New Zealand captain Sophie Devine said that smaller balls can help bring a lot of new players, new kids, new athletes to the game.
Sophie Devine and Jemimah Rodrigues (Courtesy0 ICC)
- We can also be open to a shorter pitch: Jemimah Rodrigues
- We want to get more people to watch the game and more people to even join the game: Jemimah
- Ball used in women’s cricket is slightly smaller and lighter than the one used in the men’s game
New Zealand captain Sophie Devine has recommended using a smaller ball to make women’s cricket more attractive, while India’s Jemimah Rodrigues believes a shorter pitch is another innovation worth exploring.
The ball used in women’s cricket is slightly smaller and lighter than the one used in the men’s game but Devine favoured “a little trial and error” and see if that worked.

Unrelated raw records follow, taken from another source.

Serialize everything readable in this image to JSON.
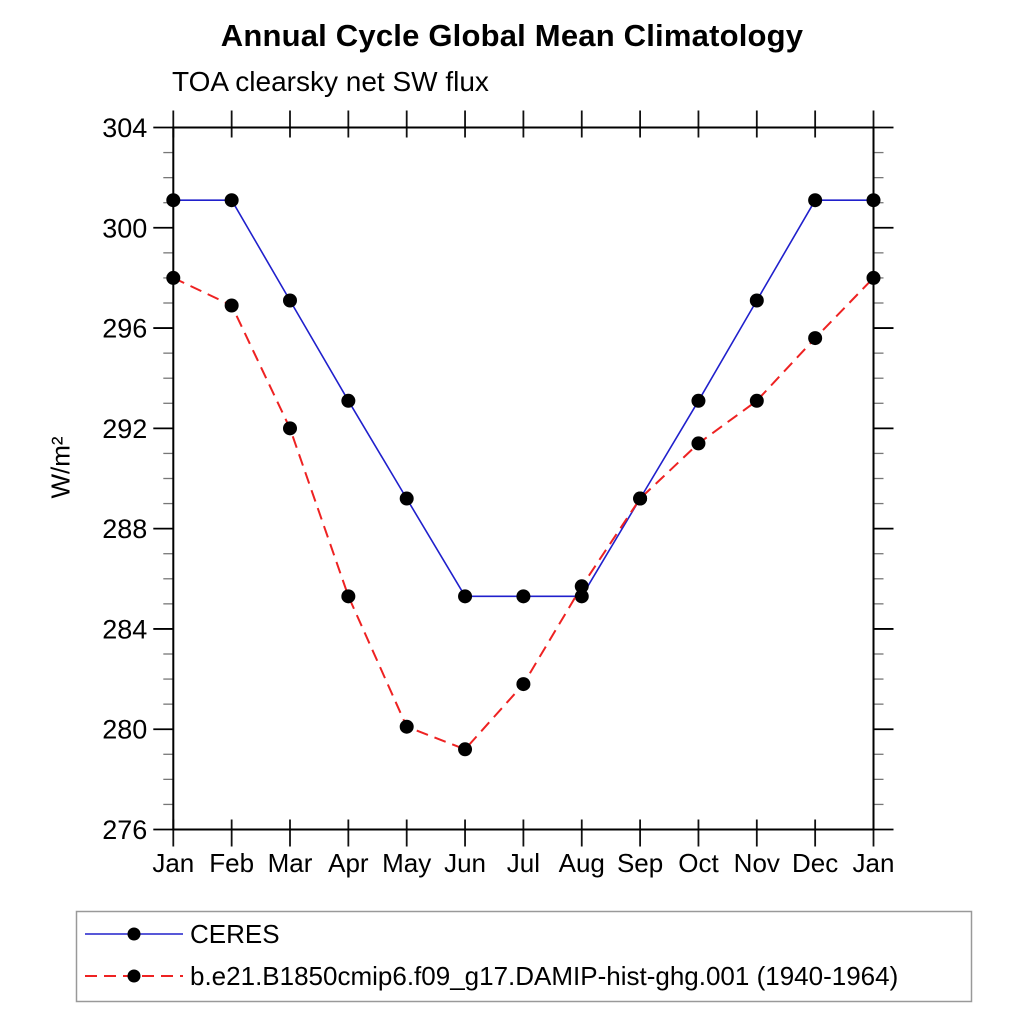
{
  "title": "Annual Cycle Global Mean Climatology",
  "subtitle": "TOA clearsky net SW flux",
  "ylabel": "W/m²",
  "chart_data": {
    "type": "line",
    "title": "Annual Cycle Global Mean Climatology",
    "subtitle": "TOA clearsky net SW flux",
    "xlabel": "",
    "ylabel": "W/m²",
    "categories": [
      "Jan",
      "Feb",
      "Mar",
      "Apr",
      "May",
      "Jun",
      "Jul",
      "Aug",
      "Sep",
      "Oct",
      "Nov",
      "Dec",
      "Jan"
    ],
    "series": [
      {
        "name": "CERES",
        "color": "#2020cc",
        "line_style": "solid",
        "marker": "circle",
        "marker_color": "#000000",
        "values": [
          301.1,
          301.1,
          297.1,
          293.1,
          289.2,
          285.3,
          285.3,
          285.3,
          289.2,
          293.1,
          297.1,
          301.1,
          301.1
        ]
      },
      {
        "name": "b.e21.B1850cmip6.f09_g17.DAMIP-hist-ghg.001 (1940-1964)",
        "color": "#ee2222",
        "line_style": "dashed",
        "marker": "circle",
        "marker_color": "#000000",
        "values": [
          298.0,
          296.9,
          292.0,
          285.3,
          280.1,
          279.2,
          281.8,
          285.7,
          289.2,
          291.4,
          293.1,
          295.6,
          298.0
        ]
      }
    ],
    "ylim": [
      276,
      304
    ],
    "y_major_step": 4,
    "y_minor_step": 1,
    "grid": false,
    "legend_position": "bottom"
  }
}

“I think if we are stuck with traditional formats, we’d be missing out on a lot of new players, new kids, new athletes to the game,” she said in an innovation webinar organised by the International Cricket Council (ICC).
“I’m probably a big fan of looking at a smaller ball, but keeping the pitch the same size, where I think pacers are going to be able to bowl quicker, spinners are going be able to turn the ball more,” the all-rounder added.
Rodrigues saw merit in a shorter pitch to speed up the game and win more fans.
“We can also be open to (a shorter pitch), try it out,” said the 19-year-old.
“If that is going to help the game improve and take it to the next level, then why not?”
“We want to get more people to watch the game and more people to even join the game. So, yeah, I think it is a good idea.”